Yes, turnover since restrictions were lifted is set to hit the magic £2bn mark by the end of the year, and profits will be at the upper end of the City’s drastically revised predictions, but at £350m, the bottom line will still come in just under two thirds off the £913m recorded in 2019.
The UK high street has served the chain well but it is clearly beginning to look further afield more seriously now, encouraged no doubt by the diverging fortunes of its hundreds of stores. Those in retail parks are performing strongly but its high street shops remain decidedly below par.
Overseas expansion is being stepped up with another 700,000 sq ft of space earmarked for Spain, the US, Italy, France and other countries, to add to new outposts in Paris, Warsaw and Strasbourg.
But there’s a bigger point that is in danger of being missed. Primark isn’t just any ordinary retailer. It has always been an outlier and basic economics says that its cut-price fashion, which has always been popular, will be even more of a hit during a vicious downturn. Its improving fortunes provide a glimmer of hope but nothing more than that.
‘Primark isn’t just any ordinary retailer. It has always been an outlier’
Pizza Express tastes freedom
On the face of it, a deal to close 73 restaurants at Pizza Express will do little to transform its prospects. After slimming down, it will still have 400 UK sites, including thankfully my local one at South Woodford.
Food snobs wouldn’t be seen dead in Pizza Express but I speak from personal experience when I say, for parents with young kids, it is about the best of the many big chains that still clutter up the high street. Yet, it’s a sweeping financial overhaul that will make a real difference. After being passed around the private equity industry like a soggy margherita for the last 20 years, the company was in a precarious position before the crisis. Lockdown merely threatened to deliver the fatal blow.

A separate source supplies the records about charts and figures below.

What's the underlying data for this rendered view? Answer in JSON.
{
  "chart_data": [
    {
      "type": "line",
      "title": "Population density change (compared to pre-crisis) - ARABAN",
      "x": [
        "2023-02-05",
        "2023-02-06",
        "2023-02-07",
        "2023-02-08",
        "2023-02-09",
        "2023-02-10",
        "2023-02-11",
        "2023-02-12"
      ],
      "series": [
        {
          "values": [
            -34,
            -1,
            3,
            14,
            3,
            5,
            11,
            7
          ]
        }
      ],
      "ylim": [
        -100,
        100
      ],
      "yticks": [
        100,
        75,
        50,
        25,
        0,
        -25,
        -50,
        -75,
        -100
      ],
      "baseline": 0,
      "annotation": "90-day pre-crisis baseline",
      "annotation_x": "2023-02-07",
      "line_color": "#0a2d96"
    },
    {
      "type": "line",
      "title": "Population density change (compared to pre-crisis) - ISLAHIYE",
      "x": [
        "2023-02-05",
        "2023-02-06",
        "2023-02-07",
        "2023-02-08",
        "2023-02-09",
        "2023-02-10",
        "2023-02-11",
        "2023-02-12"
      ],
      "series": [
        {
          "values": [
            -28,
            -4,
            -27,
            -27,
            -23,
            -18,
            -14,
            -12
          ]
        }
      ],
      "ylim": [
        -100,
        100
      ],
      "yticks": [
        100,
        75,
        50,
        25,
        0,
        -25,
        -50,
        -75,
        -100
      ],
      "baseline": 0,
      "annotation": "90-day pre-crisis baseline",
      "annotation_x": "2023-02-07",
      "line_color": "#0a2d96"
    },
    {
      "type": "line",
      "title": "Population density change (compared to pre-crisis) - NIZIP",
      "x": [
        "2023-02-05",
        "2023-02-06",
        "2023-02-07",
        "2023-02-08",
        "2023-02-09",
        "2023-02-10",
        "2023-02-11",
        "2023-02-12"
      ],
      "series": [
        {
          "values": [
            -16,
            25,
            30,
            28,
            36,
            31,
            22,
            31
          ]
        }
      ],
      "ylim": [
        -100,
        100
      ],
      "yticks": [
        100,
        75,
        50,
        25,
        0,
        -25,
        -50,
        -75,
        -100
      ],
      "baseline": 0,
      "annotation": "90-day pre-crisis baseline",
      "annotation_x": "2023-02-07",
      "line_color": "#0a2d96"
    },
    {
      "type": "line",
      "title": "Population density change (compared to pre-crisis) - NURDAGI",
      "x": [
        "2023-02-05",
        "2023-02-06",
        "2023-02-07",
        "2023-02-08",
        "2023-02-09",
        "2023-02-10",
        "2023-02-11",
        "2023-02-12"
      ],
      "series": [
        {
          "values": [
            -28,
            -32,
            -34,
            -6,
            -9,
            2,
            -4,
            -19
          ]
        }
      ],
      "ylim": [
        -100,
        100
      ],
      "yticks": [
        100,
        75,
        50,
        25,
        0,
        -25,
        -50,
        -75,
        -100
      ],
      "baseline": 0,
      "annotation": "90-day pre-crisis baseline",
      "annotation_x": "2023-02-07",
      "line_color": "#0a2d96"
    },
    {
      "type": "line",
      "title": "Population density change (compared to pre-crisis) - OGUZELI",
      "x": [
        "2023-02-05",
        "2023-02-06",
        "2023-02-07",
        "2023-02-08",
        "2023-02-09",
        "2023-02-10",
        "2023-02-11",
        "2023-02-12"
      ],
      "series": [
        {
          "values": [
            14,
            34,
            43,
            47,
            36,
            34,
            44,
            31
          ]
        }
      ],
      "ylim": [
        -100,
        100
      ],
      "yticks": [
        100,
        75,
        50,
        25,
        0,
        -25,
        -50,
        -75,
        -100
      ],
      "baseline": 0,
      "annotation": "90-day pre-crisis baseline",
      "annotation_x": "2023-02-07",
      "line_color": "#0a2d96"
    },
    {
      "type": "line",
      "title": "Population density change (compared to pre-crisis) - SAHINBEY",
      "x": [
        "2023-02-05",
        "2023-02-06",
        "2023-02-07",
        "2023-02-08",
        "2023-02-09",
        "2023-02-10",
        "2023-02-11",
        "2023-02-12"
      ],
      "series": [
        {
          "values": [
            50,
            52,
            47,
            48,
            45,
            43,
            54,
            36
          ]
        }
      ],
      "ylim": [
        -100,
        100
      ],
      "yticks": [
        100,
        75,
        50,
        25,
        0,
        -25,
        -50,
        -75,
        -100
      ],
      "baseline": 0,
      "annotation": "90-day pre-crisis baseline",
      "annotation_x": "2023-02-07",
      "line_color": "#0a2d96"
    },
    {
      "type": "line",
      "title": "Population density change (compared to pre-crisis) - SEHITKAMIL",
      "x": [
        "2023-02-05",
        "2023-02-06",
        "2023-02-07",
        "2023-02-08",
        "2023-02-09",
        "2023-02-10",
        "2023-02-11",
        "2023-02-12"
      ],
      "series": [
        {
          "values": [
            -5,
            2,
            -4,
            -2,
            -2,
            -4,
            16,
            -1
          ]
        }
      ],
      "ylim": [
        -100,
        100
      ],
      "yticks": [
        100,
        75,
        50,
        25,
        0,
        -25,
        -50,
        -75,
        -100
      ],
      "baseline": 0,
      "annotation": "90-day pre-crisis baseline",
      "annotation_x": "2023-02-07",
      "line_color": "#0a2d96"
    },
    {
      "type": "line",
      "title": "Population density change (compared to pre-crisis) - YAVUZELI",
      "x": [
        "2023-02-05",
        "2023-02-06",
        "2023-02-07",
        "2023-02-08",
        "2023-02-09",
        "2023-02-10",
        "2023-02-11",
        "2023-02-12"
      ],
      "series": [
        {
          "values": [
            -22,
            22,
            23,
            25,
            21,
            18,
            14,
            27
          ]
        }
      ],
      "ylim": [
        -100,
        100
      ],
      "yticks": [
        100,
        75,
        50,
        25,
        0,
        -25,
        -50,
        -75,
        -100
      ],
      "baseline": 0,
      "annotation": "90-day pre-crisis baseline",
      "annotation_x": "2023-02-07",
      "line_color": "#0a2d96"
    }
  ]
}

Landlords have also agreed to reduce rents, but the final piece of the puzzle is a debt-forequity swap that effectively hands control to its creditors in return for debts being cut from £735m to £319m, and a £144m cash injection.
Free from the dead hand of private equity, a tired, but still popular, household name should be granted a much-needed new lease of life.
Taking the biscuit?
Production of Wagon Wheels and Jammie Dodgers could be halted after staff threatened to strike over pay.
Parent company Burton’s has been accused of making a “derisory” offer. But, according to the company, the GMB is demanding a 7pc pay hike. That would be quite the rise even if the economy was in rude health. Sounds like it’s the union that is taking the biscuit.
Moves like Jagger A worker arranges stock at the Rolling Stones’ global flagship store, RS No. 9 Carnaby, in Carnaby Street, London, in preparation for its opening tomorrow. Created with Bravado, the shop will sell fashion items and merchandise.